The problem for PwP types is that the link between diabetes and PD is weak to non-existent but relatively strong between Type 2 and low melatonin levels.
"this would be a blockbuster drug if pharmaceutical companies could patent it." You can buy melatonin at any US drugstore for pennies. Forget the conspiracy theory.
"Add in the, anticovid-19 effects" I assume you are talking about obese diabetics with diabetic cardiomyopathy.
Yes on the "MDA" as other studies go into more specific detail on markers of oxidative stress which is more useful in determining all that is taking place as opposed to a general marker such as MDA. Other human studies have shown that it takes 6 months to a year of HDM to reach redox equilibrium and healthy control levels of inflammatory markers, so at 8 weeks they were only showing a trend.

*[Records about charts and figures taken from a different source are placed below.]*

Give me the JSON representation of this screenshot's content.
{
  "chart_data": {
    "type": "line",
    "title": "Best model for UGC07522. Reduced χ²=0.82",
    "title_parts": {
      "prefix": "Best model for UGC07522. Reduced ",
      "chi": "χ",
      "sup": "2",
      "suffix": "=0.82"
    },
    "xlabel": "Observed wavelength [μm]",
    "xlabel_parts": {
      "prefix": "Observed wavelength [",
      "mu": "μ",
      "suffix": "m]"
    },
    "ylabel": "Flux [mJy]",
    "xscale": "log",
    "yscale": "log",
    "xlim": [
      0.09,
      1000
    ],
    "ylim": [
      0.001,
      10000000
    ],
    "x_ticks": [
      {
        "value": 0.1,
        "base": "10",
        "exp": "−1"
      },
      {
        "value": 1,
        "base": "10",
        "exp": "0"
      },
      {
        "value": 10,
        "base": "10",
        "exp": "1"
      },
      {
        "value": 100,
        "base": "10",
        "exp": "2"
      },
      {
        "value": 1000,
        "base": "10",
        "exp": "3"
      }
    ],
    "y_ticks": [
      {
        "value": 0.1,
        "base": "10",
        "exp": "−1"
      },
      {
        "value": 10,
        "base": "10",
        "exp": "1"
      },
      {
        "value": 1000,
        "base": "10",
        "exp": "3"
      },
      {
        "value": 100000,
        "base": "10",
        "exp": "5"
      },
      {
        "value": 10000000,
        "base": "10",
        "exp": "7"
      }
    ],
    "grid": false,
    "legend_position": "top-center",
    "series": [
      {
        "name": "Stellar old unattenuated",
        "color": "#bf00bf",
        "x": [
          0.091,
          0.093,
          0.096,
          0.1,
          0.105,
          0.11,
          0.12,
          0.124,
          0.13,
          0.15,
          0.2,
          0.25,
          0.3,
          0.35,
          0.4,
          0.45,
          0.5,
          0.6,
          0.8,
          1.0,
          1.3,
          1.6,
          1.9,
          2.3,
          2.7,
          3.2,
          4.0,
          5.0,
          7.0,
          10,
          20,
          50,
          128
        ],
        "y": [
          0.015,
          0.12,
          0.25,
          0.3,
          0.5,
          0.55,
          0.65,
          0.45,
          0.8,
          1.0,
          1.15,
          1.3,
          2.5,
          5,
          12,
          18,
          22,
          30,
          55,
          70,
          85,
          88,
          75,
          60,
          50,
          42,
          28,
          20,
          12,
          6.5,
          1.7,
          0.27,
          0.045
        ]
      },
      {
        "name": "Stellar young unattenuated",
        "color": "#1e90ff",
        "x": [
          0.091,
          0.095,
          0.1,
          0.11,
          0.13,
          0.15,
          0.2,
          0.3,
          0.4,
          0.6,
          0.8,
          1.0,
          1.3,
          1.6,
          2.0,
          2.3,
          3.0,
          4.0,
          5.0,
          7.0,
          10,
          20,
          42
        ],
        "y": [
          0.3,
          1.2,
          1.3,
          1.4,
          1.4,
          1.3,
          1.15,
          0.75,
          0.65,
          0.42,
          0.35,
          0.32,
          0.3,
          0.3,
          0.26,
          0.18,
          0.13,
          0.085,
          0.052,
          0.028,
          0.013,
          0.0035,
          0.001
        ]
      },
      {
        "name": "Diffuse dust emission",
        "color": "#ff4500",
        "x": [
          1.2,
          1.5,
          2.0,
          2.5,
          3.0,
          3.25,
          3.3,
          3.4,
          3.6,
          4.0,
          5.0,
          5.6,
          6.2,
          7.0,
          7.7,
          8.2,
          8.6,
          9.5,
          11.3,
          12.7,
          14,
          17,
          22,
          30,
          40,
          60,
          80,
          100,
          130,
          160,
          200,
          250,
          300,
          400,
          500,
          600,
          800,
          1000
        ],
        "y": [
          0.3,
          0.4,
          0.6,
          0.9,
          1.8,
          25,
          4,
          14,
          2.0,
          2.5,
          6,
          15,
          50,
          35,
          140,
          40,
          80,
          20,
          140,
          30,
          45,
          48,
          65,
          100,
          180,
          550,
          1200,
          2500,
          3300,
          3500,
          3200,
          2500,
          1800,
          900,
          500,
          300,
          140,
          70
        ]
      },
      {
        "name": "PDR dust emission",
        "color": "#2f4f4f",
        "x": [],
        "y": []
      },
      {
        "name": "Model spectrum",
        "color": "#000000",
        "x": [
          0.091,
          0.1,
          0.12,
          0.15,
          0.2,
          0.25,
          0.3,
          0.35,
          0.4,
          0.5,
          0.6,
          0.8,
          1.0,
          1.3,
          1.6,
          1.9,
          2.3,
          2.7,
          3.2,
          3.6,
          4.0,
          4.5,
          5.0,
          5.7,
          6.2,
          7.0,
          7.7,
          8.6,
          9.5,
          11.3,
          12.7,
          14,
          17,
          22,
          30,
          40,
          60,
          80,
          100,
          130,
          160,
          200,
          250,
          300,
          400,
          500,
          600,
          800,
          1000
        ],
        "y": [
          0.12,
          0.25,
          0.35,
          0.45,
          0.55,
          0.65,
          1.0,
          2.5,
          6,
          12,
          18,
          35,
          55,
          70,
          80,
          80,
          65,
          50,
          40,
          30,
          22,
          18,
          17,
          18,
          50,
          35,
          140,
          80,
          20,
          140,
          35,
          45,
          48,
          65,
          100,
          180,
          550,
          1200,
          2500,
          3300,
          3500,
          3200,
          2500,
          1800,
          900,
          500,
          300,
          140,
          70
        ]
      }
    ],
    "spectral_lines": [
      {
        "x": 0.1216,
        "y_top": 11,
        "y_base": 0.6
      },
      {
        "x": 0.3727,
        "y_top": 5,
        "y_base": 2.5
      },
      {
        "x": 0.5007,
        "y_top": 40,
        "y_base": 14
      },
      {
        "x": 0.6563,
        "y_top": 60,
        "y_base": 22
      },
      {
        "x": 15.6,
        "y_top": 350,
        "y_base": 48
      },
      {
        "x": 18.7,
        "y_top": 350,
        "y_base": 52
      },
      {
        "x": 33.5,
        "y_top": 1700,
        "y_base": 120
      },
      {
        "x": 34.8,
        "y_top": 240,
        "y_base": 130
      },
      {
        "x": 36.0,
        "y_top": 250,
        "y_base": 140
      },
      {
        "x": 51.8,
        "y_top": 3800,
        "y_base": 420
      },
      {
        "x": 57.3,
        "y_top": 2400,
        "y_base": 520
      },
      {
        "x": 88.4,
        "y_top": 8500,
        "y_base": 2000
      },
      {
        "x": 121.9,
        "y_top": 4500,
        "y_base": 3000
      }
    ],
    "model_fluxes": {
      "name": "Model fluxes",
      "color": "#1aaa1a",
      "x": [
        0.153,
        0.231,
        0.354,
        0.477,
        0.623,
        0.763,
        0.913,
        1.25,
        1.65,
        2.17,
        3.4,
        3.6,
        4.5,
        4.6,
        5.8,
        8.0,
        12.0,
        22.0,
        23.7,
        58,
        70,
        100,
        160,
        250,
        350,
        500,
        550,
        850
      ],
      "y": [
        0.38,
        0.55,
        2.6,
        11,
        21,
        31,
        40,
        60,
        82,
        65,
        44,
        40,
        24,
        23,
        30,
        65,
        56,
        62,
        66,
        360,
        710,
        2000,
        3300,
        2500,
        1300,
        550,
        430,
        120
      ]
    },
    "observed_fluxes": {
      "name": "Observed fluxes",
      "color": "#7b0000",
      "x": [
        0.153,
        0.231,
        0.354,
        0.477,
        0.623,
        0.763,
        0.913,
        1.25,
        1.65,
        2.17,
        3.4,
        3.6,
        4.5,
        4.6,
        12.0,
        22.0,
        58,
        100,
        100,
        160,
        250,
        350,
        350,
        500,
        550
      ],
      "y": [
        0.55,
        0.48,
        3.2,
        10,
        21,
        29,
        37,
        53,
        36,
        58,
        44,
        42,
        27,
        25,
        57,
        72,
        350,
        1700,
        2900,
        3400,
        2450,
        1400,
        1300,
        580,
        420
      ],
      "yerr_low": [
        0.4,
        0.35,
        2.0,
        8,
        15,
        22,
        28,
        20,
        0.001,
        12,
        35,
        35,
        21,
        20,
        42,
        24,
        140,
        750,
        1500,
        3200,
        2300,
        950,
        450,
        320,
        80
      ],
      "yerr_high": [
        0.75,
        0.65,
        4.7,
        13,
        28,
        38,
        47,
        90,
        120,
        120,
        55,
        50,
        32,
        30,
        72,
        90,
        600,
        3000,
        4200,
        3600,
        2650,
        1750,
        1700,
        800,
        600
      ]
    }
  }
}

Yes, on the 250 mg/day dose. I was actually surprised at that extreme of a daily dose for T2DM. That high of a dose is usually considered for cancer and ALS which can have very rapid progression . Based on other human studies, 100 mg /day seems more appropriate and has shown a very good safety profile in humans over years of daily use and has shown the ability to regain redox equilibrium and reduce inflammatory markers to healthy control levels. The 10 mg melatonin / PwP study earlier this year showed clear and significant benefit, but was relatively short at 12 weeks.
My thinking is that even low dose melatonin shows measurable benefit in humans and increasing dosing suggests increased benefit, but higher dose studies for PD are lacking again leaving me to have to experiment with melatonin at 104 mg / night on my own based on its safety profile, as that study may or may not ever occur.
Sharon, there is no "conspiracy theory" in my discussion and I don't know where you got that from. That is simply good business. You invest where you can maximize the return on your investment so human studies for HDM are most likely to be far and few between and that is another reason I was surprised to see the 250 mg study, ever. That's just keeping it real.
I did not mention a link between PD and T2DM. I merely selected that study because of the dose used. Melatonin levels are generally lower in PD and AD, but not always.
As far as I am aware, none of the melatonin/Covid-19 human studies have completed yet, though the Manila study should be close to completion. That comment was based mainly on Dr. Neels experience in his Covid-19 patients and the initial trial from Manila and one other recent study. When that trial completes and they release their data, I will add it to the Covid-19/melatonin thread.